Nous développons des réactions commutables de substrats portant un groupe sulfoxyde comme auxiliaire, où la diastéréodivergence peut être réglée par des paramètres qui n’impliquent pas nécessairement des produits chimiques chiraux. Il s’agit d’un avantage majeur par rapport aux approches énantiosélectives, où la diastéréodivergence nécessite généralement l’antipode du catalyseur ou du réactif chiral. Comme application, nous avons décrit la synthèse diastéréodivergente de produits naturels énantiopurs tels que l’alcaloïde de la ciguë (+)-α-conhydrine et son diastéréomère (-)-β-conhydrine.

Les thiols variétaux ont un impact sur l’arôme global de nombreux vins blancs, rosés, rouges et bières. Ils proviennent du métabolisme des précurseurs d’arômes non odorants par la levure au cours de la fermentation, via une β lyase carbone-soufre (CSL). Cependant, ce métabolisme dépend directement de l’internalisation des précurseurs d’arômes et de l’activité intracellulaire de la CSL. Par conséquent, l’activité globale de la CSL ne convertit en moyenne que 1% du total des précurseurs disponibles. Afin d’améliorer la conversion des précurseurs thiols pendant la vinification ou le brassage, nous avons étudié la possibilité d’utiliser de manière exogène l’enzyme CSL de Lactobacillus delbrueckii subsp. bulgaricus produite dans E. coli.
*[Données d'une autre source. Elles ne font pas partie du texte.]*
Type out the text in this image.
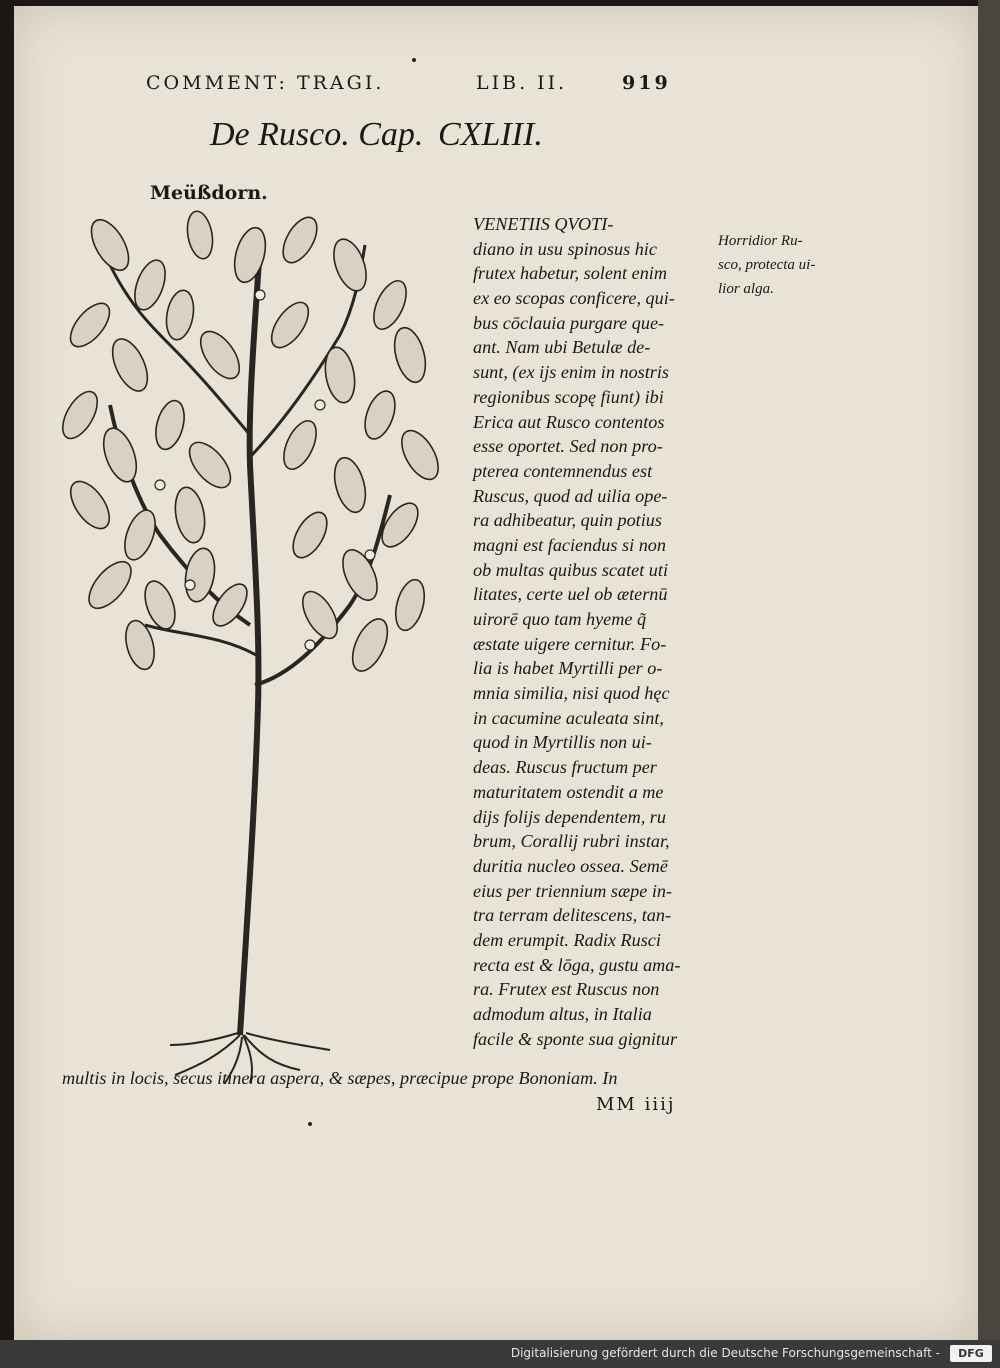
COMMENT: TRAGI.	LIB. II.	919
De Rusco. Cap. CXLIII.
Meüßdorn.
VENETIIS QVOTI-
diano in usu spinosus hic
frutex habetur, solent enim
ex eo scopas conficere, qui-
bus cōclauia purgare que-
ant. Nam ubi Betulæ de-
sunt, (ex ijs enim in nostris
regionibus scopę fiunt) ibi
Erica aut Rusco contentos
esse oportet. Sed non pro-
pterea contemnendus est
Ruscus, quod ad uilia ope-
ra adhibeatur, quin potius
magni est faciendus si non
ob multas quibus scatet uti
litates, certe uel ob æternū
uirorē quo tam hyeme q̃
æstate uigere cernitur. Fo-
lia is habet Myrtilli per o-
mnia similia, nisi quod hęc
in cacumine aculeata sint,
quod in Myrtillis non ui-
deas. Ruscus fructum per
maturitatem ostendit a me
dijs folijs dependentem, ru
brum, Corallij rubri instar,
duritia nucleo ossea. Semē
eius per triennium sæpe in-
tra terram delitescens, tan-
dem erumpit. Radix Rusci
recta est & lōga, gustu ama-
ra. Frutex est Ruscus non
admodum altus, in Italia
facile & sponte sua gignitur
Horridior Ru-
sco, protecta ui-
lior alga.
multis in locis, secus itinera aspera, & sæpes, præcipue prope Bononiam. In
MM iiij
Digitalisierung gefördert durch die Deutsche Forschungsgemeinschaft -	DFG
Nous avons tout d’abord mis en place une méthode spectrophotométrique fiable pour contrôler son activité sur différents précurseurs d’arômes apparentés et nous avons étudié son activité en présence de divers analogues concurrents et à différentes valeurs de pH. Cette étude nous a permis de mettre en évidence les paramètres permettant de définir l’activité de la CSL et de comprendre la structure de la reconnaissance du substrat, ce qui ouvre la voie à l’utilisation de la CSL exogène pour la libération d’arômes dans la bière et le vin.
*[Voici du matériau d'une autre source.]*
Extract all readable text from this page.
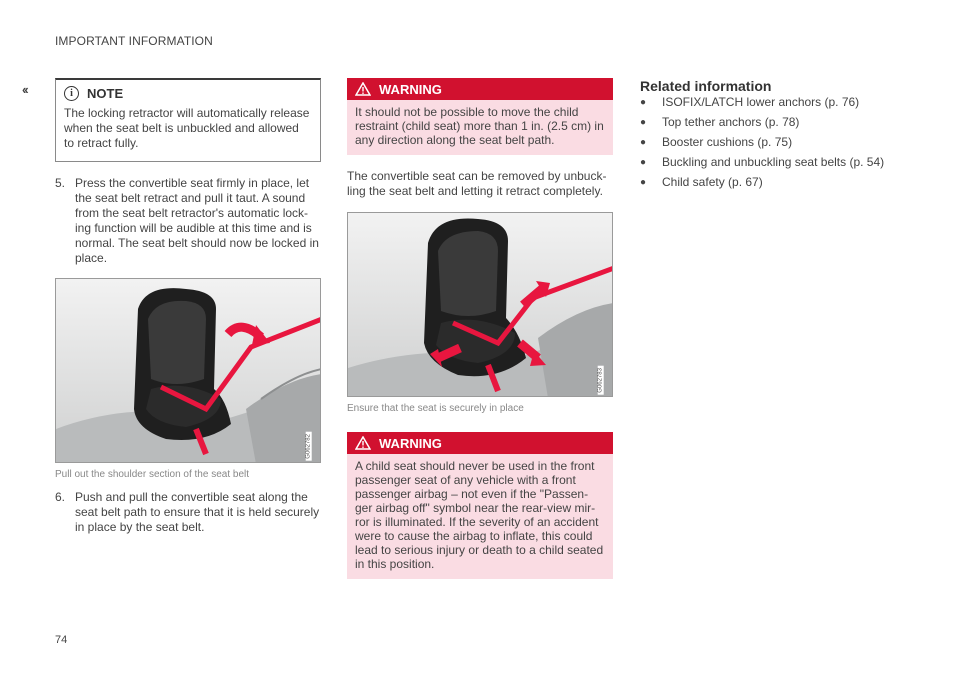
IMPORTANT INFORMATION
‹‹	i	NOTE
The locking retractor will automatically release when the seat belt is unbuckled and allowed to retract fully.
5. Press the convertible seat firmly in place, let the seat belt retract and pull it taut. A sound from the seat belt retractor's automatic lock-ing function will be audible at this time and is normal. The seat belt should now be locked in place.
G062782
Pull out the shoulder section of the seat belt
6. Push and pull the convertible seat along the seat belt path to ensure that it is held securely in place by the seat belt.
WARNING
It should not be possible to move the child restraint (child seat) more than 1 in. (2.5 cm) in any direction along the seat belt path.
The convertible seat can be removed by unbuck-ling the seat belt and letting it retract completely.
G062783
Ensure that the seat is securely in place
WARNING
A child seat should never be used in the front passenger seat of any vehicle with a front passenger airbag – not even if the "Passen-ger airbag off" symbol near the rear-view mir-ror is illuminated. If the severity of an accident were to cause the airbag to inflate, this could lead to serious injury or death to a child seated in this position.
Related information
●	ISOFIX/LATCH lower anchors (p. 76)
●	Top tether anchors (p. 78)
●	Booster cushions (p. 75)
●	Buckling and unbuckling seat belts (p. 54)
●	Child safety (p. 67)
74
Cet axe de recherche, fortement soutenu par des collaborations industrielles, porte sur l’extraction de différentes matières naturelles avec une vision la plus éco-responsable possible, pour la production d’ingrédients naturels utilisables dans les domaines des parfums, des arômes, de la cosmétique, de la nutraceutique et même de la thérapeutique. Les matières naturelles extraites sont (axe 1) des plantes régionales oubliées (Elaeagnus x submacrophylla, Coronilla valentina ssp. Glauca) (axe 2) des plantes invasives (cactus, algues sargassum), mais aussi (axe 3) des déchets ou coproduits (résidus d’extraction de résine d’arbre, coquilles d’huîtres comestibles). Au-delà de l’identification minutieuse des composés d’intérêt, les approches de valorisation biologique actuellement développées portent sur les activités anti-oxydantes, anti-inflammatoires, cicatrisantes et autres activités enzymatiques en lien avec des revendications dans le domaine de la cosmétique ou des dispositifs médicaux.

Les membres de l’équipe

Florine CAVELIER

DIRECTRICE

Florine Cavelier est directrice de recherche CNRS à l’Institut des biomolécules Max Mousseron (IBMM) à Montpellier (France). Elle a obtenu son doctorat en chimie organique à l’université de Montpellier en 1989 en travaillant sur les lanthionines, des peptides contenant un motif thioéther ayant des propriétés antibiotiques. Elle a passé deux ans en tant que membre de la Royal Society au laboratoire Dyson Perrins à Oxford (avec le professeur Jack Baldwin), où elle a étudié la biosynthèse de l’iso-pénicilline. Elle a ensuite obtenu un poste de chargée de recherche au Centre National de la Recherche Scientifique (CNRS) et a été promue directrice de recherche en 2003. Elle dirige actuellement l’équipe « Synthèse stéréosélective et acides aminés non naturels » à l’IBMM. Elle a été membre du conseil d’administration (2007-2022) et présidente (2011-2013) du « Groupe français des peptides et protéines ». Elle a été élue représentante française au Conseil de la Société européenne des peptides (2012-2020) et a été nommée au Comité Exécutif de l’EPS en tant que responsable des affaires scientifiques (depuis 2020). Ses recherches portent sur les acides aminés non naturels (y compris les acides aminés contenant du silicium) capables de moduler les propriétés des peptides biologiquement actifs et d’augmenter leur stabilité protéolytique.